Si nous ne savons rien sur l’annotateur de l’Erotika de 1833, pour comble de disgrâce, nous ne connaissons pas davantage la raison de l’extraordinaire rareté de cette édition.

Plusieurs bibliophiles nous ont donné, à tour de rôle, pour cause de sa presque disparition, le fameux incendie de la rue du Pot-de-Fer, dont la date est le 15 décembre 1835, c’est-dire postérieure de deux années au moins à la publication[7]. — Il est impossible d’admettre qu’un livre qui a pu se vendre ostensiblement, deux années durant, soit devenu introuvable au bout de trente ans, le fonds d’édition ait-il été brûlé.

Mieux vaut ignorer que se livrer arbitrairement aux conjectures. Nous attendrons avec patience qu’un hasard heureux permette de traiter en connaissance de cause des points obscurs d’érudition bibliographique soulevés dans cet avant-propos.

Cependant, voici une réimpression de cette fameuse édition de 1833.

Nous n’avons pas épargné le temps à la compléter dans de nombreux détails, et à la faire plus correcte que son modèle.

  1. Ce sont celles de toutes les éditions du livre, depuis la première de 1783.
  2. P. 517, article Erotika biblion.
  3. Grand in-8o. — Dondey-Dupré.
  4. Intermédiaire du 25 avril 1866.
  5. Dissertation sur l’Alcibiade fanciullo a scola, traduite de l’italien de Giamb. Baseggio, et accompagnée de notes et d’une postface, par un bibliophile français. Paris, J. Gay, 1861. Petit in-8o. — Une traduction française de l’Alcibiade, dont l’auteur, suivant Al. Baseggio, est Ferrante Pallavicini, vient de paraître à l’étranger.
  6. Exemple : — Pædicare. Masculum inire. (Notes de Erotika.) — Pædicare. Proprie est puerum inire, quod patet ex etymo ; latiore vero sensu, de quacumque constupratione postera, seu in exoletum, seu quidem in fœminam. (Glossarium eroticum.)

    La même comparaison répétée pour les autres mots de cette nomenclature complémentaire : prurire, lickenare, ligurire, spinthrias, sellarii, laisse, sans exception, l’avantage aux définitions du Glossarium.

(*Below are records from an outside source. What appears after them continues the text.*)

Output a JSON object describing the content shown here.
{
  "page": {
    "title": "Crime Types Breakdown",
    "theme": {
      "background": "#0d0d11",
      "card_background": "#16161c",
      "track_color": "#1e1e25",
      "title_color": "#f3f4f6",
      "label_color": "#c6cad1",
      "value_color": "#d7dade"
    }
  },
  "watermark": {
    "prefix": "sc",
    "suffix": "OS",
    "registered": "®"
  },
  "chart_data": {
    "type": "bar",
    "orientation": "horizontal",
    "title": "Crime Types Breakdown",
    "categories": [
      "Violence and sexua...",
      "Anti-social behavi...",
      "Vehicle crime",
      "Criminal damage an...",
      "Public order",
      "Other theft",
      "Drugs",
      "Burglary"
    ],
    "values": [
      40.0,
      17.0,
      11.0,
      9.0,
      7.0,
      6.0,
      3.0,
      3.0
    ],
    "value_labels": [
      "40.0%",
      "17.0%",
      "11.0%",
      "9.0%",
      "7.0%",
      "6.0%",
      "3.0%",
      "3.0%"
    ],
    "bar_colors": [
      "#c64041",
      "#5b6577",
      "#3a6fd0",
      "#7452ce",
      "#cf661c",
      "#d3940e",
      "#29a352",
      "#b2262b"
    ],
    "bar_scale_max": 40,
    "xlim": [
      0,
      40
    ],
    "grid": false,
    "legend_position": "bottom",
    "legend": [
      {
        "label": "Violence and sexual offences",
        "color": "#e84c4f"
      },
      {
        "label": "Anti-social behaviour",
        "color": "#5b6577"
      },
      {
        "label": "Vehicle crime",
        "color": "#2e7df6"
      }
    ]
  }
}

  7. Les curieux ne seront peut-être pas fâchés de trouver ici, sur cet incendie mémorable, et tel qu’il serait à souhaiter pour le commerce de la librairie, qu’il s’en produisit un pareil toutes les années bissextiles, deux nouvelles relevées dans la Gazette des tribunaux, de 1835.
    13 décembre 1835.

    Aujourd’hui, dans la matinée, un affreux incendie a éclaté rue du Pot-de-Fer-Saint-Sulpice, 14, dans un vaste magasin de librairie et d’imprimerie, appartenant à plusieurs libraires et brocheurs. Il a été la proie des flammes, ainsi que le magasin d’un épicier en gros qui y est attenant… Vers 3 heures seulement, on a pu être maître du feu de manière à en arrêter les progrès. Plus de 115 mètres carrés de bâtiments, garnis de papier, brûlent encore à l’heure où nous écrivons. On évalue à plus de 3 millions les pertes occasionnées par ce sinistre, que l’on attribue à l’imprudence d’un employé.

    20 décembre 1835.

    M. Lenormant, libraire, qui a éprouvé des pertes considérables, et cependant moins fortes qu’on ne l’avait cru d’abord, nous écrit que sa mère était assurée pour 200 000 francs, et que cette somme vient de lui être remboursée par la Compagnie d’assurances générales, qui a fait preuve d’une loyauté à laquelle il est de son devoir de rendre justice. Le feu n’est pas encore éteint, et cependant la Compagnie s’est déjà, sans la moindre discussion, entièrement libérée.